Eine solche Maßnahme hält der Sachverständige Dr. Thomas Schlömer aus Schmallenberg für nötig und erfolgversprechend. Er hat den Angeklagten begutachtet, allerdings nur aufgrund der Akten und der Beobachtungen in der Hauptverhandlung. Eine tiefergehende Exploration wurde von K. abgelehnt, auch die meisten Fragen des Arztes will er nicht beantworten.
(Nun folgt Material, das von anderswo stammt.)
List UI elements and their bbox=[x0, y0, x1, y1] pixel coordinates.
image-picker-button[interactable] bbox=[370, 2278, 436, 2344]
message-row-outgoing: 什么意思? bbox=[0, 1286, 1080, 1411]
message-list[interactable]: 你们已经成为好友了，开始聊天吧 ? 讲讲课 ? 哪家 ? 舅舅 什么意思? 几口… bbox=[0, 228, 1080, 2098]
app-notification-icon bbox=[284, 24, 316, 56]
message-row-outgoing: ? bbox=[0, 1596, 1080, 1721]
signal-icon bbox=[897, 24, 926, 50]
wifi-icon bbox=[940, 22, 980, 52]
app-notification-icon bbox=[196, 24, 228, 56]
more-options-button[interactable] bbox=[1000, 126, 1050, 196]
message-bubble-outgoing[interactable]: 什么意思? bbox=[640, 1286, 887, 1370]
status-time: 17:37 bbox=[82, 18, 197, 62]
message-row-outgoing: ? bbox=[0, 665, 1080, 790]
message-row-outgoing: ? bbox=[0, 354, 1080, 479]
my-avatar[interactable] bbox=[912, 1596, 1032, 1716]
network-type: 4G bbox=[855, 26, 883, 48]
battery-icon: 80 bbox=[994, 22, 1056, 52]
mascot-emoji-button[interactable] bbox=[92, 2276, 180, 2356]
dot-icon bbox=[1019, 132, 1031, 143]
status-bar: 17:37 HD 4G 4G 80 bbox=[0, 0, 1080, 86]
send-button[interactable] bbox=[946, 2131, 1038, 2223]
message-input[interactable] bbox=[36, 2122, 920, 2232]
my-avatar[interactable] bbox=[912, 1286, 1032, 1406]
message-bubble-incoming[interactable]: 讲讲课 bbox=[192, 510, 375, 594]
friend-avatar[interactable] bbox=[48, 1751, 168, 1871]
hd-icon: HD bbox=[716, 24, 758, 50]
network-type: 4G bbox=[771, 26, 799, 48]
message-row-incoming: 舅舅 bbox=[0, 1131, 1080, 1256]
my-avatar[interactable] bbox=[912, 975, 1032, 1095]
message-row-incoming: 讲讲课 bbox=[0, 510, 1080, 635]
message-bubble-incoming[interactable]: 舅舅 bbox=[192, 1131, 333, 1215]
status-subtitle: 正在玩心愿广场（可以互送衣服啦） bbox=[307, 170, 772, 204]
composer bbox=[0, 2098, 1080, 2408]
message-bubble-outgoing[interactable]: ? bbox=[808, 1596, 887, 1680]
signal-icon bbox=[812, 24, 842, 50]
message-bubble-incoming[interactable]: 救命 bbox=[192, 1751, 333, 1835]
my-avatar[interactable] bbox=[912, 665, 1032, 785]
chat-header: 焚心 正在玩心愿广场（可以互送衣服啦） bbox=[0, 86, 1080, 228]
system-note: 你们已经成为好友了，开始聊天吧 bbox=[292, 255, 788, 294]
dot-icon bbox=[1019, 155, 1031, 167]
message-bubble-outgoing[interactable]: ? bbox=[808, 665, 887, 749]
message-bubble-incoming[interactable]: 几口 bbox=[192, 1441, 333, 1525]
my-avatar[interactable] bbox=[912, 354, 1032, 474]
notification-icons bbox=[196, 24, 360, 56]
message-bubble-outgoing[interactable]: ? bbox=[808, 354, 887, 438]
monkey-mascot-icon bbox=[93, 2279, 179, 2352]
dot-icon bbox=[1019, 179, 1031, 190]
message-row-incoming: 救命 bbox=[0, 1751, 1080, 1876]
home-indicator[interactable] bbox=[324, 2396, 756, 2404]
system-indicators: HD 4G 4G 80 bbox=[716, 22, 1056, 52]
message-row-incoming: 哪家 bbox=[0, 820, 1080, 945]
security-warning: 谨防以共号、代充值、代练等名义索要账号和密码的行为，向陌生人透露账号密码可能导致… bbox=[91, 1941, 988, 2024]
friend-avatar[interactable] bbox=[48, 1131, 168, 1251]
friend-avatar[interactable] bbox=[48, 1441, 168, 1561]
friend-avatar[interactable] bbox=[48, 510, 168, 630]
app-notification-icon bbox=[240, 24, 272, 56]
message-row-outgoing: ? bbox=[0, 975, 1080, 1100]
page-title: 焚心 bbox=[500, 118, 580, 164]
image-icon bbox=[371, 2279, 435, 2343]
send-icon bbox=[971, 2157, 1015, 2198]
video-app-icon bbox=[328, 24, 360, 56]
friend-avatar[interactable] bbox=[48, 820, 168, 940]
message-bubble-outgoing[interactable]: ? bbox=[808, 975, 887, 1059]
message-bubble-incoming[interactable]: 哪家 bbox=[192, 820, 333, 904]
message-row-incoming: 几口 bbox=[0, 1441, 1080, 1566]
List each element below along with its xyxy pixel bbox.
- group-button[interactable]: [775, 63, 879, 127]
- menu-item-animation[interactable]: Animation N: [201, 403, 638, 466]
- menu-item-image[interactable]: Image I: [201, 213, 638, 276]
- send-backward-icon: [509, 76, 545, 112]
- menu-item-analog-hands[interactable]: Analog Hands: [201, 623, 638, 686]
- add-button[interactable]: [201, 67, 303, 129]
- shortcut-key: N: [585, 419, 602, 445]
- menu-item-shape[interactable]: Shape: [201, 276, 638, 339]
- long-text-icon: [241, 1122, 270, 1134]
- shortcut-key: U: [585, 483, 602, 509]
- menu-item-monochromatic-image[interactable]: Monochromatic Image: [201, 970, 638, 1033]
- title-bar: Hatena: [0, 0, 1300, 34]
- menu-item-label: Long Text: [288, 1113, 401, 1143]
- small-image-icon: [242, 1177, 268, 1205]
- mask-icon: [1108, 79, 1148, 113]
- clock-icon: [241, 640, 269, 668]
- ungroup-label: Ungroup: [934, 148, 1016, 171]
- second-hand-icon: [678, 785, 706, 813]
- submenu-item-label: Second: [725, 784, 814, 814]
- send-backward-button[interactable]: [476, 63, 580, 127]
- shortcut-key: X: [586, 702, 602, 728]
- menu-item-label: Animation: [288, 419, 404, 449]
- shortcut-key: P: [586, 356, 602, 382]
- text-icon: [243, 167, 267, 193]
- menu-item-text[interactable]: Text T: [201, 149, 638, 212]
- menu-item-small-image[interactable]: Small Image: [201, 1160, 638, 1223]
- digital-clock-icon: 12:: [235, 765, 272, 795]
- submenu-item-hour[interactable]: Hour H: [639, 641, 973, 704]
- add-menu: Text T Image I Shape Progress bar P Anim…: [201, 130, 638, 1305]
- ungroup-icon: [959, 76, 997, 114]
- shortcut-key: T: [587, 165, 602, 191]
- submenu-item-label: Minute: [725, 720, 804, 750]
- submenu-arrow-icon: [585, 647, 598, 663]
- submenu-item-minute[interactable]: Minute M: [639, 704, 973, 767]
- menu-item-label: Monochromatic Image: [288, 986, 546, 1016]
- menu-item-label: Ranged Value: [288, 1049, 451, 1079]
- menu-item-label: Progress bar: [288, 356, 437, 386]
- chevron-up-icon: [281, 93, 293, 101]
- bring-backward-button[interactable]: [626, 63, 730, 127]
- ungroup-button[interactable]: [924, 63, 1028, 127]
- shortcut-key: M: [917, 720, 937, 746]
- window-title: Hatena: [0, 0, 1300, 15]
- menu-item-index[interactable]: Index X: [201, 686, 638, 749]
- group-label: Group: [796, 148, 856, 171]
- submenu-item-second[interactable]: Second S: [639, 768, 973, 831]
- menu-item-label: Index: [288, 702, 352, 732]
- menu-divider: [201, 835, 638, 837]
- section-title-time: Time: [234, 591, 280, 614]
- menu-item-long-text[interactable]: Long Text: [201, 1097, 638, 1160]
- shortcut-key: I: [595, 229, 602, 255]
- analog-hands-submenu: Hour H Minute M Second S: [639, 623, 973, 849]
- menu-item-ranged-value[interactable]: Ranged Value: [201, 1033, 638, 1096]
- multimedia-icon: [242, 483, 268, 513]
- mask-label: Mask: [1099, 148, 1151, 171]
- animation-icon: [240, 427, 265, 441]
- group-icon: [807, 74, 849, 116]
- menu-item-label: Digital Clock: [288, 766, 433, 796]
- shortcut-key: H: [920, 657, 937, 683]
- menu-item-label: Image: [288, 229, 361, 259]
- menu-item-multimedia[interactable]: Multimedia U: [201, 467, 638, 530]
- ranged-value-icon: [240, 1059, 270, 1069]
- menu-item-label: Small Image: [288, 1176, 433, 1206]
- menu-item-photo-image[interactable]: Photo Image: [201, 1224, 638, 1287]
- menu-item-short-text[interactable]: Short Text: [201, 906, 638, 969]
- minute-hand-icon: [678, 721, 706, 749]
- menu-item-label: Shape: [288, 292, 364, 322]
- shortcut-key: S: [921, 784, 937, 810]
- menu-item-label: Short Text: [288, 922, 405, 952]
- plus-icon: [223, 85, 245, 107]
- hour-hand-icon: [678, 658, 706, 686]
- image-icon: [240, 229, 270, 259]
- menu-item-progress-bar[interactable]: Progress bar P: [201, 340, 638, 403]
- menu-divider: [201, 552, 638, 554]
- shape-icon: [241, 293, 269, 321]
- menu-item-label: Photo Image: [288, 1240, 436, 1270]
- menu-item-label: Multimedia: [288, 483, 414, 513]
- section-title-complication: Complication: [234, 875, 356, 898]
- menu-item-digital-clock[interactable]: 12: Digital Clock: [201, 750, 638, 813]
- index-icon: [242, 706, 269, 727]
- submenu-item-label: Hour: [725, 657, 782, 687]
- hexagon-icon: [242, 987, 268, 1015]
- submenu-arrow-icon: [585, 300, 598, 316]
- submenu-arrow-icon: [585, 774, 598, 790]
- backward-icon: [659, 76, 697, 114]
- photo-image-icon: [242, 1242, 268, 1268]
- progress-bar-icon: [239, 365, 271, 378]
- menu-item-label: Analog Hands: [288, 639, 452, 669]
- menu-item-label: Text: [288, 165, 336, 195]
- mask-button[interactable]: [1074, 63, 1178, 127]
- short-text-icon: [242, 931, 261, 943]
Mobiltelefon lässt Netzwerk auffliegen
Immerhin ist zu erfahren, dass K. in einer Beziehung lebt und auch schon andere hatte: „Ich bin ein Beziehungsmensch!“ Schlömer diagnostiziert mit Vorsicht eine starke Cannabis-Abhängigkeit sowie einen multiplen Substanzgebrauch. Die Einsichtsfähigkeit des K. zu den Tatzeiten hält er für nicht eingeschränkt.
Die Polizei war auf die Spur des Angeklagten gekommen, als jener Mann aufflog, für den er in den ersten beiden Anklagepunkten verkauft haben soll. In dessen Mobiltelefon stießen die Beamten auf ein ganzes Netzwerk aus ihrer Sicht Beteiligter, zu denen auch K. gehörte. Der hatte nach den Erkenntnissen eine „Bunkerwohnung“, in der auch Pilze gezüchtet worden seien.
Fortsetzung am 17. September
In den Textnachrichten ist mehrfach zu lesen, dass in K’s Wohnung Drogen hinterlegt wurden, einmal auch ‚Pep’ gekocht wurde. Über tatsächliche Verkaufshandlungen könne er nur vermuten, schränkt ein Polizist im Zeugenstand ein. Der mutmaßliche Komplize ist auch geladen, lässt aber eine Krankmeldung für die ganze Woche vorlegen.
Ein weiterer Zeuge fehlt ebenfalls, was die ursprüngliche Planung des Gerichts über den Haufen wirft. Sie wird nun am 17. September fortgesetzt. Eigentlich wäre heute schon das Urteil angedacht gewesen.